🤖 AI Summary
To address the severe label scarcity (labeling rate < 1%) in credit card fraud detection, this paper proposes a semi-supervised temporal graph learning framework. Methodologically, it constructs a dynamic temporal transaction graph to capture inter-transaction dependencies, designs a Gated Temporal Attention Network (GTAN) for node representation learning, and—novelly—introduces an attribute-driven risk propagation mechanism to explicitly model the diffusion of fraudulent patterns over the graph.
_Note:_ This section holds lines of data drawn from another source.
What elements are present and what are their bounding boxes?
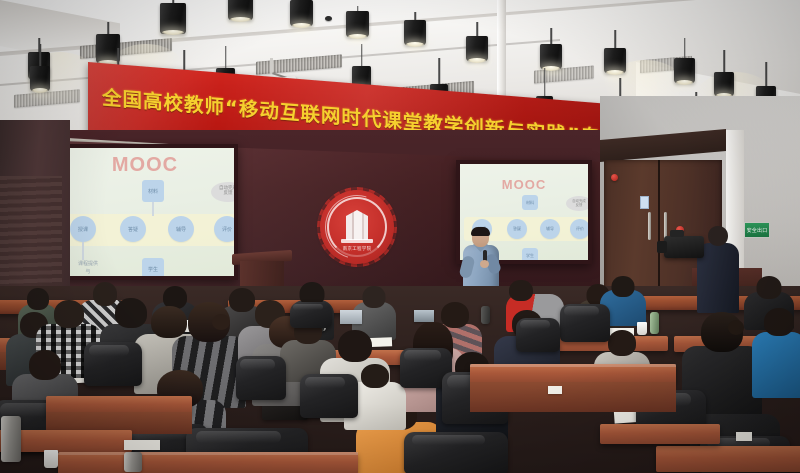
pendant-lamp-20	[714, 50, 734, 98]
pendant-lamp-10	[290, 0, 313, 42]
exit-sign: 安全出口	[744, 222, 770, 238]
pendant-lamp-19	[674, 38, 695, 86]
slide-node-top-left: 材料	[142, 180, 164, 202]
hair-bun	[212, 314, 230, 330]
presenter	[459, 228, 503, 292]
slide-node-bottom-left: 学生	[142, 258, 164, 276]
slide-row-node-left-0: 授课	[70, 216, 96, 242]
feedback-right-line-2: 反馈	[576, 204, 583, 208]
chair-14[interactable]	[290, 302, 332, 328]
door-handle-left[interactable]	[648, 212, 651, 240]
thermos-4	[481, 306, 490, 324]
pendant-lamp-17	[604, 30, 626, 78]
thermos-3	[650, 312, 659, 334]
pendant-lamp-5	[30, 44, 50, 92]
smoke-detector-3	[325, 16, 332, 21]
lecture-hall-photo: 全国高校教师“移动互联网时代课堂教学创新与实践”专题研修班 ——南京工程学院 南…	[0, 0, 800, 473]
desk-front-mid	[58, 452, 358, 473]
white-label-1	[548, 386, 562, 394]
left-projection-screen: MOOC 材料 自动完成 反馈 授课 答疑 辅导 评价 课程提供 与 学生	[52, 144, 238, 280]
pendant-lamp-14	[466, 22, 488, 68]
door-notice-sign	[640, 196, 649, 209]
white-label-2	[736, 432, 752, 441]
desk-highlight-2	[470, 364, 676, 367]
desk-front-far-right	[656, 446, 800, 472]
university-crest-icon: 南京工程学院	[320, 190, 394, 264]
slide-bottom-left-text-1: 课程提供	[66, 260, 110, 267]
audience-member-m17-blue	[752, 308, 800, 394]
desk-front-right2	[600, 424, 720, 444]
slide-node-top-right: 材料	[522, 195, 538, 210]
pendant-lamp-12	[404, 12, 426, 56]
crest-caption: 南京工程学院	[320, 246, 394, 252]
fire-alarm-icon-3	[611, 174, 618, 181]
chair-9[interactable]	[404, 432, 508, 473]
pendant-lamp-11	[346, 6, 369, 50]
video-camera-icon	[664, 236, 704, 258]
chair-1[interactable]	[84, 342, 142, 386]
chair-10[interactable]	[560, 304, 610, 342]
desk-front-right	[470, 364, 676, 384]
thermos-6	[124, 452, 142, 472]
pendant-lamp-4	[228, 0, 253, 36]
slide-connector-left-down	[82, 242, 84, 260]
thermos-5	[1, 416, 21, 462]
slide-row-node-right-1: 答疑	[507, 219, 527, 239]
paper-cup-5	[44, 450, 58, 468]
chair-5[interactable]	[236, 356, 286, 400]
feedback-line-2: 反馈	[224, 192, 233, 197]
chair-13[interactable]	[516, 318, 560, 352]
slide-title-right: MOOC	[460, 177, 588, 192]
desk-highlight-1	[58, 452, 358, 455]
exit-sign-text: 安全出口	[747, 227, 768, 234]
slide-row-node-left-2: 辅导	[168, 216, 194, 242]
slide-row-node-left-1: 答疑	[120, 216, 146, 242]
slide-row-node-right-2: 辅导	[540, 219, 560, 239]
slide-connector-left-v	[152, 202, 154, 216]
laptop-1	[340, 310, 362, 324]
chair-6[interactable]	[300, 374, 358, 418]
slide-bottom-left-text-2: 与	[66, 268, 110, 275]
pendant-lamp-3	[160, 0, 186, 50]
slide-row-node-left-3: 评价	[214, 216, 234, 242]
slide-node-feedback-right: 自动完成 反馈	[566, 196, 588, 211]
desk-front-right-panel	[470, 382, 676, 412]
paper-on-desk-front	[124, 440, 160, 450]
slide-title-left: MOOC	[56, 154, 234, 177]
slide-node-feedback-left: 自动完成 反馈	[211, 182, 234, 202]
slide-row-node-right-3: 评价	[570, 219, 588, 239]
hair-bun-2	[728, 320, 744, 335]
slide-node-bottom-right: 学生	[522, 248, 538, 260]
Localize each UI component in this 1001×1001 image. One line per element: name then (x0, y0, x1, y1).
The core contribution lies in the deep integration of attribute-aware temporal graph neural networks with risk propagation, enabling highly discriminative representation learning under extremely low-label regimes. Experiments on three real-world datasets demonstrate that the proposed method consistently outperforms state-of-the-art approaches: it achieves comparable performance to fully supervised models using only 0.5% labeled data, significantly improving detection accuracy and generalization capability at ultra-sparse labeling rates.
📝 Abstract
Credit card fraud incurs a considerable cost for both cardholders and issuing banks. Contemporary methods apply machine learning-based classifiers to detect fraudulent behavior from labeled transaction records. But labeled data are usually a small proportion of billions of real transactions due to expensive labeling costs, which implies that they do not well exploit many natural features from unlabeled data. Therefore, we propose a semi-supervised graph neural network for fraud detection. Specifically, we leverage transaction records to construct a temporal transaction graph, which is composed of temporal transactions (nodes) and interactions (edges) among them. Then we pass messages among the nodes through a Gated Temporal Attention Network (GTAN) to learn the transaction representation. We further model the fraud patterns through risk propagation among transactions. The extensive experiments are conducted on a real-world transaction dataset and two publicly available fraud detection datasets. The result shows that our proposed method, namely GTAN, outperforms other state-of-the-art baselines on three fraud detection datasets. Semi-supervised experiments demonstrate the excellent fraud detection performance of our model with only a tiny proportion of labeled data.